What makes you so sure?

"For one thing, it doesn't exhibit sequential character tracking. There are other tells, but it boils down to how a reading system uses fuzzy recognition and inference to identify letters and words as opposed to picking out the individual features of an object. Also, you can give it commands like 'stop,' 'shut down,' and 'look out for that train' and see what it does. Most robotic systems have pre-programmed triggers like that. When I was at Striker, one of our beta drivers thought it would be funny to stencil the word STOP all over his autonomous vehicle. It was in a type of clear coat the human drivers couldn't see but the road cams picked up. Any time another AV got close, even if it was passing in the other lane, it would slam on the breaks. The engineers were not amused, but it taught us an important lesson."

"HOW COULD YOU FUCKING DO THAT?" Shouter erupted.

"I didn't do it. It was one of the—"

"I know it was you!"

"I'm sorry, what are you talking about?" HotDamn looked to his teammates, but everyone else was just as in the dark as he was.

Shouter jabbed a finger at him. "You're the Zoom Raider!"
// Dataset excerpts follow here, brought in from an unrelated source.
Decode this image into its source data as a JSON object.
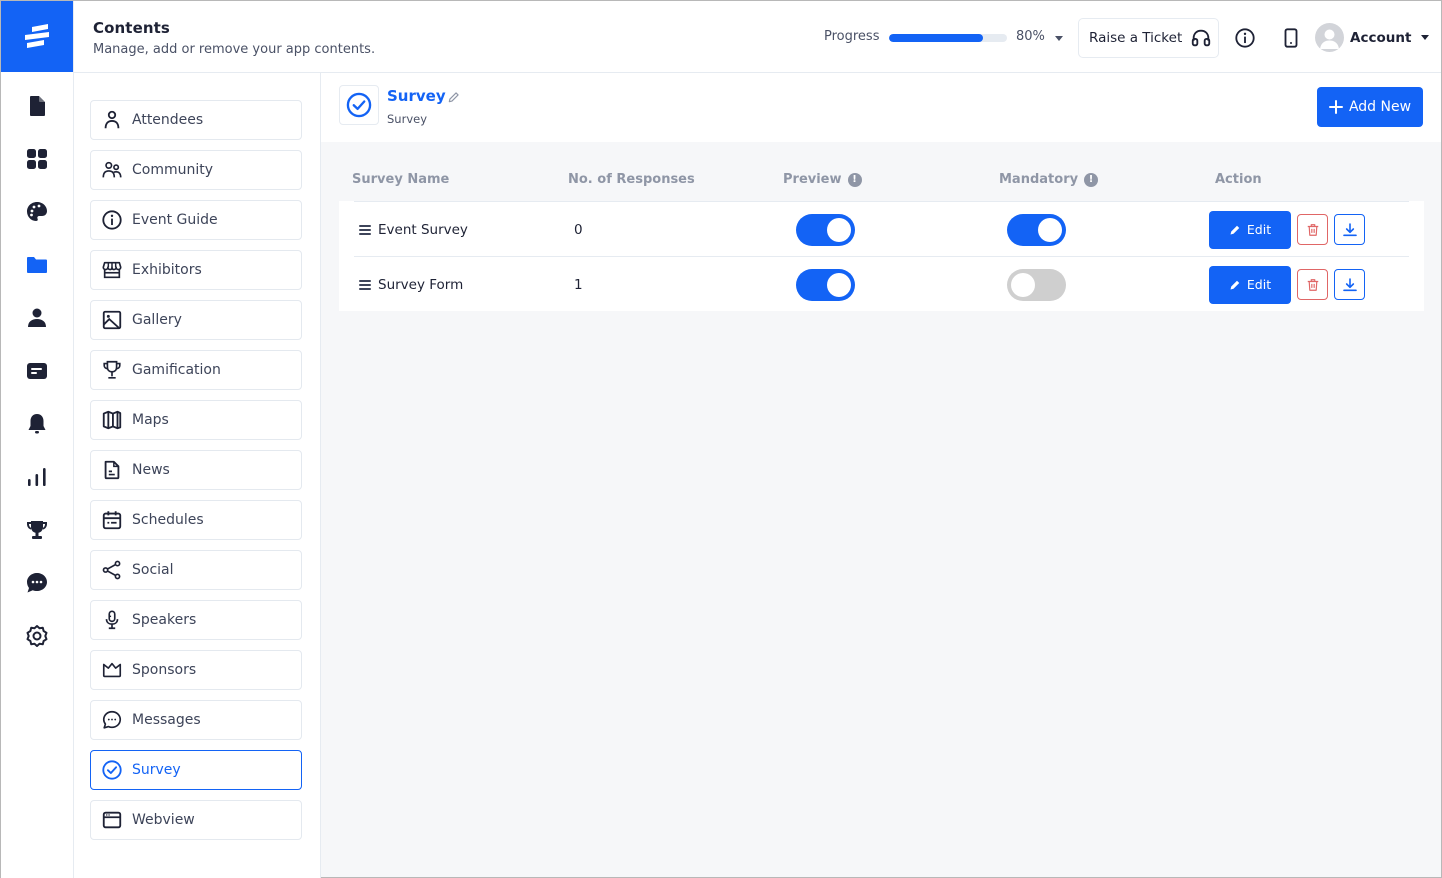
{
  "header": {
    "title": "Contents",
    "subtitle": "Manage, add or remove your app contents.",
    "progress": {
      "label": "Progress",
      "value_text": "80%",
      "value": 0.8
    },
    "raise_ticket_label": "Raise a Ticket",
    "account_label": "Account"
  },
  "rail": {
    "items": [
      {
        "name": "document",
        "active": false
      },
      {
        "name": "dashboard",
        "active": false
      },
      {
        "name": "palette",
        "active": false
      },
      {
        "name": "folder",
        "active": true
      },
      {
        "name": "user",
        "active": false
      },
      {
        "name": "card",
        "active": false
      },
      {
        "name": "bell",
        "active": false
      },
      {
        "name": "analytics",
        "active": false
      },
      {
        "name": "trophy",
        "active": false
      },
      {
        "name": "chat",
        "active": false
      },
      {
        "name": "settings",
        "active": false
      }
    ]
  },
  "sidebar": {
    "items": [
      {
        "label": "Attendees",
        "icon": "person-icon"
      },
      {
        "label": "Community",
        "icon": "people-icon"
      },
      {
        "label": "Event Guide",
        "icon": "info-icon"
      },
      {
        "label": "Exhibitors",
        "icon": "store-icon"
      },
      {
        "label": "Gallery",
        "icon": "image-icon"
      },
      {
        "label": "Gamification",
        "icon": "trophy-icon"
      },
      {
        "label": "Maps",
        "icon": "map-icon"
      },
      {
        "label": "News",
        "icon": "news-icon"
      },
      {
        "label": "Schedules",
        "icon": "calendar-icon"
      },
      {
        "label": "Social",
        "icon": "share-icon"
      },
      {
        "label": "Speakers",
        "icon": "microphone-icon"
      },
      {
        "label": "Sponsors",
        "icon": "crown-icon"
      },
      {
        "label": "Messages",
        "icon": "message-icon"
      },
      {
        "label": "Survey",
        "icon": "check-circle-icon",
        "active": true
      },
      {
        "label": "Webview",
        "icon": "browser-icon"
      }
    ]
  },
  "page": {
    "title": "Survey",
    "subtitle": "Survey",
    "add_new_label": "Add New"
  },
  "table": {
    "columns": [
      "Survey Name",
      "No. of Responses",
      "Preview",
      "Mandatory",
      "Action"
    ],
    "edit_label": "Edit",
    "rows": [
      {
        "name": "Event Survey",
        "responses": "0",
        "preview": true,
        "mandatory": true
      },
      {
        "name": "Survey Form",
        "responses": "1",
        "preview": true,
        "mandatory": false
      }
    ]
  },
  "colors": {
    "accent": "#1363f5",
    "text_dark": "#1e2235",
    "danger": "#e06666",
    "toggle_off": "#cfcfcf"
  }
}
HotDamn threw back his head and let out one of those boisterous laughs that made you feel awkward for not joining in. "Are they still calling me that?"

"How is that funny? You stole from all those people! How can you fucking live with yourself after that?"

"Whoa, hold on there, Shouter." Corny broke in. "I'm sure there's a good explanation for whatever you think HD did."

"I don't just think he did it. It's all over the Internet! He's a fucking thief!"

"It probably just got picked up and exaggerated, like what happened to Peeper." But even as she said this, Corny had the entrepreneur fixed in her sites. "So, Zoom Raider is it? What exactly did you steal?"

HotDamn wasn't laughing this time. "I didn't steal anything."

"What were you accused of stealing then?"

"The codebase to a modeling engine."

He took an open source point-cloud mapper and used it as the core modeler for his lidar detection system, Gabby elaborated.

"What's a point-cloud mapper?" Mason said.

"It's a method for mapping three-dimensional object-space," HotDamn explained. "Instead of building shapes up from polygons like most video games do, a point-cloud mapper constructs objects from a constellation of grid coordinates that share a binding strength and behavior affinity. Anyway, it gets rather technical, but the gist is they work much better in real-world environments where objects tend to deviate from standard norms. That's what makes them so useful for self-navigating systems."